A Latino victim of a car accident was detained by a Spokane police officer for apparently no other reason than to check his immigration status. Gabriel Gomez sued the officer and the city for violating his constitutional rights and now the city has settled his case and agreed to change its policies.
In the settlement announced this week, Spokane Police Department has agreed to clarify its internal policy to say that officers "shall not contact, question, delay, detain or arrest an individual because s/he is suspected of violating immigration laws."
Matt Adams, the legal director of the Northwest Immigrant Rights Project and an attorney who worked on the case, does not believe this was an isolated incident. He says he's now reaching out to other cities to make sure they know that local police cannot detain people just to check their immigration status.
"This happened with a city officer, but there's the Spokane Valley police and the county Sheriff's Office," Adams says. "I think there's policies there that need to be revisited."
(The City of Spokane Valley contracts with the Sheriff's Office for police services.)
"We clearly made a mistake," SPD Chief Craig Meidl says. "We own it and have taken steps to make sure it doesn't happen again."
Gomez was on his way to church in August 2014 when a minivan T-boned his pickup truck on North Crestline Street. The Spokane police officer who responded to the crash scene, Mylissa Coleman, cited the other driver, who was white, and allowed him to leave, according to court documents.
But Coleman did not return Gomez's driver's license, effectively detaining him. Meanwhile, she called (or directed another officer to call) U.S. Border Patrol and asked if they had "any interest" in Gomez.
"The officer didn't even even deign to ask him questions," Adams says. "Based only on her assumptions, she immediately reached out to Border Patrol. And even more outrageous, is [Mr. Gomez] was a victim in an accident, and she's not concerned about that. She acted only on her prejudices."

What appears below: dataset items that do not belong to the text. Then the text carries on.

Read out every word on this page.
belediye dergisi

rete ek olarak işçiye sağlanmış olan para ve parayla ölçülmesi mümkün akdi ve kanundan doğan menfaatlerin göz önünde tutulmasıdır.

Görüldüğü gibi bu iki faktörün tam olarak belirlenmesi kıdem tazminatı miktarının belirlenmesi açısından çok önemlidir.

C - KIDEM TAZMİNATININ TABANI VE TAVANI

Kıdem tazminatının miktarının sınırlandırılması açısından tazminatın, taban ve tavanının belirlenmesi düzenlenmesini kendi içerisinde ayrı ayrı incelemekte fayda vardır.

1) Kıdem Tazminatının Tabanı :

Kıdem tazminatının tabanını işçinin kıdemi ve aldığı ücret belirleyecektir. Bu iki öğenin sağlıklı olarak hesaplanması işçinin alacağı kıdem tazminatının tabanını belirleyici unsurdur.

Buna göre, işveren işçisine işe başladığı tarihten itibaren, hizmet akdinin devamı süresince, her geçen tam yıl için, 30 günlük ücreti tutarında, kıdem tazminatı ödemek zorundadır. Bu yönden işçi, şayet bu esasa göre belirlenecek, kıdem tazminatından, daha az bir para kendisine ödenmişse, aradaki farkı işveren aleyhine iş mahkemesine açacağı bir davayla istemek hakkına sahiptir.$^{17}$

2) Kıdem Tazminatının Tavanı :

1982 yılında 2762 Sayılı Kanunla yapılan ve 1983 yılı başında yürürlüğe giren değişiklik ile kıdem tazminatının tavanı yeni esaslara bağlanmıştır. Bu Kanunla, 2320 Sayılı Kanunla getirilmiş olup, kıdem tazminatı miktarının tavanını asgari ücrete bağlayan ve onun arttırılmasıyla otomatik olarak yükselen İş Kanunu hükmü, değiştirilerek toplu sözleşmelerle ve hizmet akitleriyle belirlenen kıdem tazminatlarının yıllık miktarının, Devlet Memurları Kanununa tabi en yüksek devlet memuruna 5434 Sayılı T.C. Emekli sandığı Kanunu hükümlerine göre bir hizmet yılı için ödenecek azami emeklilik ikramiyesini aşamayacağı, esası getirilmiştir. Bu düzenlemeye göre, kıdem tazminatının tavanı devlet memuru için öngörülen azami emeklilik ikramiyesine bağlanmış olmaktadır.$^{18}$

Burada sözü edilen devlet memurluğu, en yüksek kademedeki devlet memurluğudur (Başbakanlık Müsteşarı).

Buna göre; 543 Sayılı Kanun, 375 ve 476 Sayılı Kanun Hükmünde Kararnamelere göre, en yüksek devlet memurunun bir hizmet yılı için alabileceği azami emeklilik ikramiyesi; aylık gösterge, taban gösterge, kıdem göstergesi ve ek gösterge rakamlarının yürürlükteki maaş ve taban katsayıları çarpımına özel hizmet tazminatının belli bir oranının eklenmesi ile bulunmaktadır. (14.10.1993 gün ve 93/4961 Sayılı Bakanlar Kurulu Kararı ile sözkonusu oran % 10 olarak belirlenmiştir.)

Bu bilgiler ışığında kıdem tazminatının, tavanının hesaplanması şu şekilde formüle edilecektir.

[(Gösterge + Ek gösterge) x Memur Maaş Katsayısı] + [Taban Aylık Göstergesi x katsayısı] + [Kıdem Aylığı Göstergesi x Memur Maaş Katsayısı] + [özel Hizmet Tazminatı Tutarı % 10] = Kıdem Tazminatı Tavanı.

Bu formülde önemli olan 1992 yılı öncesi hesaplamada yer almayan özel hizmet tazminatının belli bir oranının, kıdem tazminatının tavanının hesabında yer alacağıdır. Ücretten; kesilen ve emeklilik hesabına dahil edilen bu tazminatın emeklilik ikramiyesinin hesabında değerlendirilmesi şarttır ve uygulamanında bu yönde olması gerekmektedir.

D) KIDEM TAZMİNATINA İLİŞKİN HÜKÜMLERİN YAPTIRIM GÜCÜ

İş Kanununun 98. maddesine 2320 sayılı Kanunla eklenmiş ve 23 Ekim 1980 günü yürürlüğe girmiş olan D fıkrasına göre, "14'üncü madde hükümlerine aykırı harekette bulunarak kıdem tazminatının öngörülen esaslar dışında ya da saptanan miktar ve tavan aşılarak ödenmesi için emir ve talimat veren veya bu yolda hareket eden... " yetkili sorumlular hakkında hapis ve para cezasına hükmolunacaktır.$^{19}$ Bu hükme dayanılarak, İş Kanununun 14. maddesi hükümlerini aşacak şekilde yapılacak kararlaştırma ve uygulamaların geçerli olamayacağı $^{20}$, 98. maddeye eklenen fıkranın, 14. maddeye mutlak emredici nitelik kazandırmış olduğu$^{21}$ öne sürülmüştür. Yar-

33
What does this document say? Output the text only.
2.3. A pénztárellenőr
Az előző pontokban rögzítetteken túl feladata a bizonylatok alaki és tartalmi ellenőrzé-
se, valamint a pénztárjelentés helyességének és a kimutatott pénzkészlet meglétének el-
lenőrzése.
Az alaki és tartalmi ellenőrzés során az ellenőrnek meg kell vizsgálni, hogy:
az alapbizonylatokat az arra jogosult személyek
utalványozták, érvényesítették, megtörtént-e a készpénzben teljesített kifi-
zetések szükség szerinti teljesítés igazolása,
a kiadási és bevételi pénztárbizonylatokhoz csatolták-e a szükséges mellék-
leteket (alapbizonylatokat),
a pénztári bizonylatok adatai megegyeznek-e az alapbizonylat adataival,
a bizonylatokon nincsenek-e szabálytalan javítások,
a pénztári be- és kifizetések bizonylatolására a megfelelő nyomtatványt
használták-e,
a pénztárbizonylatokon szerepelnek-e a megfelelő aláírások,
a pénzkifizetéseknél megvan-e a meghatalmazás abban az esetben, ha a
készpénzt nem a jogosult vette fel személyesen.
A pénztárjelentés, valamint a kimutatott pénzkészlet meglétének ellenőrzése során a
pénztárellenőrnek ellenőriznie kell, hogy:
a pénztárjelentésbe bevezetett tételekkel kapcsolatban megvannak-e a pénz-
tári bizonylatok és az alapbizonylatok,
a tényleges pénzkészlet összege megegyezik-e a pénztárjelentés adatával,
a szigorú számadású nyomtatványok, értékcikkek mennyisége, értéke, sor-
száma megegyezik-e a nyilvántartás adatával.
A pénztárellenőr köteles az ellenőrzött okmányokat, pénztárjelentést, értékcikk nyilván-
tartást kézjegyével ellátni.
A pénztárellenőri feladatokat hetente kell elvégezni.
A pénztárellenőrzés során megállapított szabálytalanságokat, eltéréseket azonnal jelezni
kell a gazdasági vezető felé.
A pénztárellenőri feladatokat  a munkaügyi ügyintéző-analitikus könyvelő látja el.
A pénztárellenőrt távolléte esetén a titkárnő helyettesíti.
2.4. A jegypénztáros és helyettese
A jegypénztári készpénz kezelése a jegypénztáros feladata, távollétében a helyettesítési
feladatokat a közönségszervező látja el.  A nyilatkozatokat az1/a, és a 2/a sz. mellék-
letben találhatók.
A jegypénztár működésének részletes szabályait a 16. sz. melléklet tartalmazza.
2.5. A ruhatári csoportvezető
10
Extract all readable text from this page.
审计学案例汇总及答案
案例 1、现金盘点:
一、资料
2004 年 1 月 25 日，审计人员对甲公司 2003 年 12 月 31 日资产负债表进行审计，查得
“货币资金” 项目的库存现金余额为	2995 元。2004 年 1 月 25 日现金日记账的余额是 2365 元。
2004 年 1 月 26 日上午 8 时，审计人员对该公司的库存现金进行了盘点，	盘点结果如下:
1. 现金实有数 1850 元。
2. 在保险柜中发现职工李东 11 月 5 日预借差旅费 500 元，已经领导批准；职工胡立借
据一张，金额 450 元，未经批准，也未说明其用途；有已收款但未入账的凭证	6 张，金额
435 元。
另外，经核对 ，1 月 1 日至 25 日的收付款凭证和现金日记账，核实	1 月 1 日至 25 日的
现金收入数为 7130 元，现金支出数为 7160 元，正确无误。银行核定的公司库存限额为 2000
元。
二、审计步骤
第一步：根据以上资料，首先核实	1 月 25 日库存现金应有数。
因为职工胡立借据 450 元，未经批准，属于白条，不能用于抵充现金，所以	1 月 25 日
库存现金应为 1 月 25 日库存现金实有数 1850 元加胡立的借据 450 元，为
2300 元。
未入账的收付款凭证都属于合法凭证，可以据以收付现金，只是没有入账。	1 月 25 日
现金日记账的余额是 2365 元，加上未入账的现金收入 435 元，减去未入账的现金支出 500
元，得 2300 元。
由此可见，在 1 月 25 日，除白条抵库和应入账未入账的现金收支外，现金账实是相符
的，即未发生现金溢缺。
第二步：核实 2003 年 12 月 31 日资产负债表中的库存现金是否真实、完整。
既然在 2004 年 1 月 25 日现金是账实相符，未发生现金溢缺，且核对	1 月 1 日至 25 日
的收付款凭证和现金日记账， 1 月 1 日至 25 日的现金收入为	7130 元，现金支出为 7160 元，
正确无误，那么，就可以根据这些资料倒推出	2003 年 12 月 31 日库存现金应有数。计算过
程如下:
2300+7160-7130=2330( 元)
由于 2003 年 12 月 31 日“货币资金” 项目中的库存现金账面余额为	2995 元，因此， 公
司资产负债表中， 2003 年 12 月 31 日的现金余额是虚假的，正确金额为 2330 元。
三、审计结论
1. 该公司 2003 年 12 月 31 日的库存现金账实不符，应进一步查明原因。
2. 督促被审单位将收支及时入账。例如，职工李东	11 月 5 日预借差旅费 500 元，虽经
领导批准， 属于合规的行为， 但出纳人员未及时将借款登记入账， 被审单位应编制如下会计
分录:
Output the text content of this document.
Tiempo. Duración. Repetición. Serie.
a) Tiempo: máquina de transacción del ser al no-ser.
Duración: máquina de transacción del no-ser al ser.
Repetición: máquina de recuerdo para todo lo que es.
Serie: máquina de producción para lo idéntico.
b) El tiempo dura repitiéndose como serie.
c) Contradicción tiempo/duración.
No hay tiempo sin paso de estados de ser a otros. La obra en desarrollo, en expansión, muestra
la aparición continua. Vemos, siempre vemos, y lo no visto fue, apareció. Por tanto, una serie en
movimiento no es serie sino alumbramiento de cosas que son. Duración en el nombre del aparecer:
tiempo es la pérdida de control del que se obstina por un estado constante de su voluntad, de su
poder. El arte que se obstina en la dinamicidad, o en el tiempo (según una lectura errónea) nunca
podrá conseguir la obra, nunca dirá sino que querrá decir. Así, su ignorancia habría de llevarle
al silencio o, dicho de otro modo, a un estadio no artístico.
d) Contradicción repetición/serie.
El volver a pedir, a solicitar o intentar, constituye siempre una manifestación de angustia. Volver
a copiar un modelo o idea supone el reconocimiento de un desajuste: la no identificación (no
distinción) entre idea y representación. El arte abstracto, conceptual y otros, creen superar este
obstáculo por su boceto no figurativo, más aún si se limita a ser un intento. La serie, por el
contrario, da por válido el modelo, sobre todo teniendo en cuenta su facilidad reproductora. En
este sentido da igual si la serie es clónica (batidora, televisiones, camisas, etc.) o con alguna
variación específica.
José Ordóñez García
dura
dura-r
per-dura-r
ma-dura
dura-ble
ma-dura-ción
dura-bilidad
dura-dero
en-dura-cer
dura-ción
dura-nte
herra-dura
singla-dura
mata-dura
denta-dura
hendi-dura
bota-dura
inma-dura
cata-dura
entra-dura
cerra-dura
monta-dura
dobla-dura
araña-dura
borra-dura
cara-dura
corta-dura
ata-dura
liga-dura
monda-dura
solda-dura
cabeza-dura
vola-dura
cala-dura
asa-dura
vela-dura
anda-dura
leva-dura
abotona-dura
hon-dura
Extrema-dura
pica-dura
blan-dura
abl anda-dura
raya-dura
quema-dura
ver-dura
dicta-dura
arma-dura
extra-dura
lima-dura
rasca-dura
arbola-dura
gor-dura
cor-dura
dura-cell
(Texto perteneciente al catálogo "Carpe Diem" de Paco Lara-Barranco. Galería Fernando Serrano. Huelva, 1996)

As it turned out, Gomez is in the country illegally.
Border Patrol agents arrested Gomez from the accident scene, and he was then transported to the Northwest Detention Center in Tacoma, where he was detained for about a month, Adams says. Gomez, backed by the ACLU of Washington and the Northwest Immigrant Rights Project, filed a lawsuit against Coleman and the city last August.
This week, the ACLU announced the case has settled. As part of that deal, SPD has agreed to update its policy manual and train its officers on the changes. The city will also pay Gomez $49,000 in damages, according to the settlement agreement.
Although local police officers cannot detain people based purely on the suspicion that they are in the country illegally, they are also not required to ignore that fact if it comes out during an investigation, Meidl clarifies.
"We know we have cartel members from Mexico who are here illegally," Meidl says. "If you're investigating them for heroin and find out in the course of that investigation that they're undocumented, you're not required to turn a blind eye."
The policy changes come after the city of Spokane codified a piece of SPD's internal policy in 2014, which directed officers not to ask about people's immigration status. The reason was so that people could call 911 for help and not worry about getting deported. That law is central to the debate over whether or not Spokane is a sanctuary city
"I have lived in this community for many years, and to suddenly have the police turn against me after being a victim in the accident really turned my life upside down," Gomez says in a statement released by the ACLU. "I am happy for this settlement. I want to be able to trust the police."
Gomez is currently out of custody and has submitted an application for legal permanent residency in the U.S., Adams says. But that process can sometimes drag on for years.
"I don't think this is a one-time thing," Adams says. "That's why in the settlement we insisted on more than just money. We are grateful that Spokane recognized the problem and agreed to work with us."
A previous version of this article identified Matt Adams as an ACLU attorney. Adams is the legal director for the Northwest Immigrant Rights Project, not an ACLU attorney.